Но и теперь не переносишься мысленно к цели, не строишь замков будущего путешествия, потому что они уже построены однажды ночью в Москве, когда вдруг очнулся с томительным ощущением только что привидевшегося сна. И в это время, пока лежишь в темноте с открытыми глазами, и доходит до тебя, что в твоем сне действительно сон, а что самая настоящая явь, и в какой степени они дополняют и стоят друг друга, в этот момент потихоньку толкается вроде бы посторонняя мысль: «Поехать… Съездить… Ну, хотя бы еще раз, последний…» Потом долго не спишь, представляешь все те места, былые и возможные новые впечатления, лица друзей, разговоры… Наутро, опять проснувшись, смутно чувствуешь нечто важное, происшедшее в тебе за ночь, и вспоминаешь — что, и с крепнущей уверенностью подтверждаешь себе: «Да-да, ехать!» После чего твоя жизнь, помимо отвлеченного и, разумеется, высокого, наполняется еще конкретным, близким, сиюминутным смыслом: идти в Союз писателей, убедительно излагать, зачем тебе нужна командировка на Чукотку и почему именно на остров Врангеля и в Уэлен, что на острове Врангеля «родильный дом» белых медведей и овцебыки, а в Уэлене «известная всему миру косторезная мастерская»… И во все эти дни формальностей и сборов продолжают строиться, разрушаться и вновь возводиться те самые замки… В самолете же, повторяю, — впрочем, может быть, это мое сугубо личное впечатление, — будто выключаешься из жизни. Все, что касается будущего, замерло в расплывчатом, туманном определении: «Вот прилечу, тогда…» — оставленное прошлое еще более неясно и отдаленно: «Вот вернусь, и тогда…» — а настоящего как бы вовсе нет. Решаешь ли кроссворд в старом журнале, не припомнив, как всегда, реку в Южной Америке, пьесу Горького и областной центр в РСФСР. «Может, Магадан?! — сверкает догадка. — Нет, не подходит…» Читаешь ли специально захваченную в дорогу книгу, ничто не ложится на душу, не будит ни мысли, ни чувства, и взору не на чем остановиться: за иллюминатором опять слепящая пустота, устланная понизу непроницаемым покровом облаков…

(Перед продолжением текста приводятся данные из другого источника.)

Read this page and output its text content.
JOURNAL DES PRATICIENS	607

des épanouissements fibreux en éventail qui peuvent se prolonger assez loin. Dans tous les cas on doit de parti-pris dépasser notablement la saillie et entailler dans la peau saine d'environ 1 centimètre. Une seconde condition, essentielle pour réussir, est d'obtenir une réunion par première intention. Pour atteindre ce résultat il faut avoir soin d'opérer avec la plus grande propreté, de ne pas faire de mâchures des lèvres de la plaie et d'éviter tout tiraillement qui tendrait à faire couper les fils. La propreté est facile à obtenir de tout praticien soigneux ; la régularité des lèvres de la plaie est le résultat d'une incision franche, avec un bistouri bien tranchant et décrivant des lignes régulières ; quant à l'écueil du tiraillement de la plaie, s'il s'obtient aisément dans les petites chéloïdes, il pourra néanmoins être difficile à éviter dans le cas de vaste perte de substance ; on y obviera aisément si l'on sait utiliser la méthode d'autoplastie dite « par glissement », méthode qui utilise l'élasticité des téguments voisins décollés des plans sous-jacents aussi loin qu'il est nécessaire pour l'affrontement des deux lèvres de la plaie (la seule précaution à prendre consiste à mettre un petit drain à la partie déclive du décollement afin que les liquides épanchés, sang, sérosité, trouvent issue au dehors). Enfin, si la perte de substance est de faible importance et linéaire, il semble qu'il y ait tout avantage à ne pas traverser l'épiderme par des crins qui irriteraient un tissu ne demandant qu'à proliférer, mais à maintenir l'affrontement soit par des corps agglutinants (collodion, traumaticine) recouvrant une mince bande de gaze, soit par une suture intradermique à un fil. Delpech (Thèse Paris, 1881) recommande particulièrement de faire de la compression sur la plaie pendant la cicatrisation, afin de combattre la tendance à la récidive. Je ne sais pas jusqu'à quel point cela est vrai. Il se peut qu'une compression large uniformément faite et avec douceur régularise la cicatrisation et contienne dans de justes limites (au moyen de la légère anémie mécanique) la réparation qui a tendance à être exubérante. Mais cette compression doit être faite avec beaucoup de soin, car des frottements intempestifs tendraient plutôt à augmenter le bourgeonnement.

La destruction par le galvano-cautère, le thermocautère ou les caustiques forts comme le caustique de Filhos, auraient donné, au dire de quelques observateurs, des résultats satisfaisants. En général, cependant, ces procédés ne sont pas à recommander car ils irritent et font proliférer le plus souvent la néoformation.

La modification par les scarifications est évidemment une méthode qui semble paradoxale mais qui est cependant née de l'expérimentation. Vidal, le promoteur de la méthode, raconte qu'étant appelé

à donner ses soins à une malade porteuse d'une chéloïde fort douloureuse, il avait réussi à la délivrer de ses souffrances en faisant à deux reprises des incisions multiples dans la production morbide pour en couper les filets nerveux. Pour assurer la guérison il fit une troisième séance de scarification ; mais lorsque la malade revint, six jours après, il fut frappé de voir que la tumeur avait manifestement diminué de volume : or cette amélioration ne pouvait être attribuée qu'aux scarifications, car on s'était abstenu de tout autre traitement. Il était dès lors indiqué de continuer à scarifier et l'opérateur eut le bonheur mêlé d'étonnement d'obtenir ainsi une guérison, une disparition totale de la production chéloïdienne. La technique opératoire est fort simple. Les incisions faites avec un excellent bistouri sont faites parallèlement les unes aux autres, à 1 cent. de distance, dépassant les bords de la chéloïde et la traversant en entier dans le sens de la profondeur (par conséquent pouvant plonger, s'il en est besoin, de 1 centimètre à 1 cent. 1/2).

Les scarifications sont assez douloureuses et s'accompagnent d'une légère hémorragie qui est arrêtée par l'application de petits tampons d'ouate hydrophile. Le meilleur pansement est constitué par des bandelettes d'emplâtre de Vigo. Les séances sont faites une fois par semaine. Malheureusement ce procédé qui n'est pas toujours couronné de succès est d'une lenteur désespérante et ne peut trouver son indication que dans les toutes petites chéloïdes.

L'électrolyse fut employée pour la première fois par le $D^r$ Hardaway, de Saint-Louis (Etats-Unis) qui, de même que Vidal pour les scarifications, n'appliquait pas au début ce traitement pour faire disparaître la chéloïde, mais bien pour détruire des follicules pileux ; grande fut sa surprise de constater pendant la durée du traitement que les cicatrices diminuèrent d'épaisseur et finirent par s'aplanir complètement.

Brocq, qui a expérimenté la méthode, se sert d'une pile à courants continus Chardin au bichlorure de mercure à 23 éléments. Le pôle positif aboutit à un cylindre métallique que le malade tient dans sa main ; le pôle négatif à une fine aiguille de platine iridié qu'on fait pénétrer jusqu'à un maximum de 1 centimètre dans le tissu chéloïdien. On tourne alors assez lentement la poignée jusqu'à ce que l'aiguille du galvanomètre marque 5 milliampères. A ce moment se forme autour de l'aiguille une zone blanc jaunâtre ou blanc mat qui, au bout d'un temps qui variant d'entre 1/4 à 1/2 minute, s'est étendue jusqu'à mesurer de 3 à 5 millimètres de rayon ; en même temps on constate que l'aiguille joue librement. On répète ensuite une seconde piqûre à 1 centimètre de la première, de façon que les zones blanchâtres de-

Но вот и Магадан, и при виде знакомых очертаний сопок — сопок 57-го километра — становится как-то спокойно, будто приехал окончательно и никуда больше не надо торопиться. Просторное, пронизанное светом здание нового аэропорта; на каменной плите пола, против входных дверей, золотистой проволочкой выписана дата открытия: «5.XII.73». Июль, народу в залах ожидания немного, желающих улететь в Анадырь просят подойти к регистрационной стойке. Желающих!.. Через какой-нибудь месяц-полтора этих «желающих» наберется столько… Мне надо в Анадырь, но прыгнуть сейчас еще на полторы тысячи километров — это значит просто не осознать, не прочувствовать такой дороги. Так называемая экономия времени, к которой призывает Аэрофлот, может быть, необходима человеку деловому, но совсем не нужна путешествующему, ибо путешествие по природе своей, по самому звучанию этого слова: путешествие — должно быть размеренно, неторопливо и обстоятельно. И при современных скоростях все-таки сохраняется, если не обостряется потребность в старинной неспешной езде. Поэтому хотя бы на несколько дней, но в Магадане обязательно надо остановиться, перевести дух, оглядеться, возместить украденное самолетом время, пространство и ощущение дороги, помыслить себя в новом состоянии, приуготовиться к Северу — то есть совершить все то, что в прежнем путешественнике происходило само собой, естественно и постепенно…

Но в Магадане, как я говорил, я вдруг обнаружил, что времени-то у меня в обрез, и потому на следующий день уже летел дальше, в сторону острова Врангеля. К вечеру я очутился на Мысе Шмидта.

4

Мыс Шмидта, резко выступающий в море, назывался чукчами Рыркайпий — Моржовый. На старых русских картах значился как Северный. Это название было дано ему в 1778 году английским мореплавателем Джемсом Куком, который из-за тяжелых льдов не смог пройти Северо-Западным проходом и повернул исследовать сибирские берега. После известной экспедиции 1933–1934 гг. на пароходе «Челюскин», возглавляемой полярным исследователем, профессором О. Ю. Шмидтом, мыс был переименован в его честь…

Я попал сюда впервые. Место показалось мне довольно унылым, главным образом, из-за того, что сопки, единственное украшение пустынного северного пейзажа, отступили тут от берега очень далеко. В близком море, возле горизонта, отчетливо и прочно утвердился мираж — скопления светлых прямоугольников, которые все находят очень похожими на кварталы современного города. Что же касается реального поселка, на берегу, то он выглядит не столь нарядно: коробки домов монотонного серого цвета на голой серой земле. К тому же — обильная летняя пыль… Как сказали бы мои магаданские друзья — «типичный антропогенный ландшафт без каких-либо биогенных компонентов». Шофер райкомовской машины Саша в ответ на мое первое впечатление согласился: «Да, красивого мало… — Но тут же бодро возразил: — Зато у нас — миражи!»

Шмидтовский район образовался недавно, три года назад, объединив частично территории Чаунского и Иультинского районов. Остров Врангеля также относится к Шмидтовскому району, и, следовательно, район может гордиться первым в области заповедником. Впрочем, по этому поводу здесь пока только недоумевают… И секретарь райкома партии Герман Васильевич Станкевич, узнав, что я еду на остров, сразу заговорил о врангелевских оленях. Об этой проблеме я уже был наслышан.